A úvea apresenta diversas funções associadas, como a produção do humor aquoso nos processos ciliares e a acomodação visual. Além disso, auxilia na drenagem do humor aquoso ao contrair os músculos ciliares, facilitando a abertura da malha trabecular.
O trato uveal é a camada vascular do olho, localizada entre a esclera e o neuroepitélio. Composta pela íris, corpo ciliar e coroide, a úvea contém nervos, tecido conjuntivo e melanócitos, que conferem sua pigmentação. É irrigada por artérias ciliares anteriores e posteriores.

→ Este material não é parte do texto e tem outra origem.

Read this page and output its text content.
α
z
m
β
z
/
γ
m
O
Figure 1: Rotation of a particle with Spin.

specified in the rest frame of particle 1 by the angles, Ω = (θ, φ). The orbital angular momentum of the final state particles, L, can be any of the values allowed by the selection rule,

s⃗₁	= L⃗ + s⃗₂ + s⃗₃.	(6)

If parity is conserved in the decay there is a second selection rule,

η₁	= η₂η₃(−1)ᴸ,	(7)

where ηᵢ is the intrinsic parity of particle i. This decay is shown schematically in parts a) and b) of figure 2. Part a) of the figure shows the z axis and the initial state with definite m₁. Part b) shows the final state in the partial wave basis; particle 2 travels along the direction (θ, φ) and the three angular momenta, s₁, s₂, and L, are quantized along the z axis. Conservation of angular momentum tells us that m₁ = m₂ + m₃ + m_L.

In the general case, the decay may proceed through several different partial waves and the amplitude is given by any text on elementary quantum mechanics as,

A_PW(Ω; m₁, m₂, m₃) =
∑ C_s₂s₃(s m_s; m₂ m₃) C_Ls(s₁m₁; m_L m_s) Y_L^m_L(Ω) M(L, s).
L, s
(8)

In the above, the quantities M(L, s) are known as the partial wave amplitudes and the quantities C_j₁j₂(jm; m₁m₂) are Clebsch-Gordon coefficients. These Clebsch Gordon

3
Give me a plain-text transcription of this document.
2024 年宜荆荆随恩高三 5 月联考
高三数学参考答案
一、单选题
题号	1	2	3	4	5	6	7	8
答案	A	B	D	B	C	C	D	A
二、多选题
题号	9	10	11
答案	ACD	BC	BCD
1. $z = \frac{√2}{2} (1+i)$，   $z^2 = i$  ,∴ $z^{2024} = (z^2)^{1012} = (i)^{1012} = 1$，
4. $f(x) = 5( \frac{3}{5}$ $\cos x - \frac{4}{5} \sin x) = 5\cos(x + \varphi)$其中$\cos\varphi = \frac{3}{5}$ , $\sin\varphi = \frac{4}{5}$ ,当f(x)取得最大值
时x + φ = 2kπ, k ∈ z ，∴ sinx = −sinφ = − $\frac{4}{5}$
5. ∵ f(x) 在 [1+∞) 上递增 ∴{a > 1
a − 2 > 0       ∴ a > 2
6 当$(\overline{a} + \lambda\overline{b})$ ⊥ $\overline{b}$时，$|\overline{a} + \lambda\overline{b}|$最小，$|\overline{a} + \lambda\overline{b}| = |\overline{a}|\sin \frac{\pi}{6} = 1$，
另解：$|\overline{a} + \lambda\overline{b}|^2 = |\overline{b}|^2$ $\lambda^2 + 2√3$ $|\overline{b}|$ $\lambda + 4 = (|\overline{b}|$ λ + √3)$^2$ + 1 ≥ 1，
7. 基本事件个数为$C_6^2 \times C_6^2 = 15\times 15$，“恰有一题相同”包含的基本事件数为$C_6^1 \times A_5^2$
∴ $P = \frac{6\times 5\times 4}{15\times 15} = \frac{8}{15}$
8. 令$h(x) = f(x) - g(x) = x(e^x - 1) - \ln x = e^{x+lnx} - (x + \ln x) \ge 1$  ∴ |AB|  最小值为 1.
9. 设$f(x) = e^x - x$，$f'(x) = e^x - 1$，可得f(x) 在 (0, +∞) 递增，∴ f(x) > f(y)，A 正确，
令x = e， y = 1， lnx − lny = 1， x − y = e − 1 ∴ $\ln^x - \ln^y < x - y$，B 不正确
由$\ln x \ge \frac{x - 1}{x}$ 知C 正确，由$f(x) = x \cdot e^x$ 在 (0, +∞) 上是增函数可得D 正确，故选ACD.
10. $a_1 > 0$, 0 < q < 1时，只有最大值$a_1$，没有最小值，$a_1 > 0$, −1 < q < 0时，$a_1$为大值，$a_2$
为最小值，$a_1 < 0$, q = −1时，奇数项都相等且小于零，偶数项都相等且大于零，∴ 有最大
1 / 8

A vasculatura coroidal é responsável por 80% da irrigação ocular. A retina humana possui duas barreiras hematorretinianas, interna e externa, que controlam a passagem de substâncias entre a retina neural e os vasos fenestrados da coriocapilar, essenciais para a nutrição e manutenção da retina.
- Íris: a íris é o diafragma localizado à frente do cristalino, responsável pela regulação da quantidade de luz que entra no olho. Composta por três camadas: anterior, estromal e posterior. Ela possui melanócitos que definem a cor dos olhos. Os músculos dilatador e esfíncter da pupila, inervados pelo sistema nervoso autônomo, ajustam o diâmetro pupilar.
- Corpo ciliar: posicionado entre a íris e a coroide, o corpo ciliar participa da produção do humor aquoso e da acomodação visual. É dividido em pars plicata, onde se localizam os processos ciliares, e pars plana. O epitélio ciliar não pigmentado na pars plicata é a principal fonte de produção de humor aquoso.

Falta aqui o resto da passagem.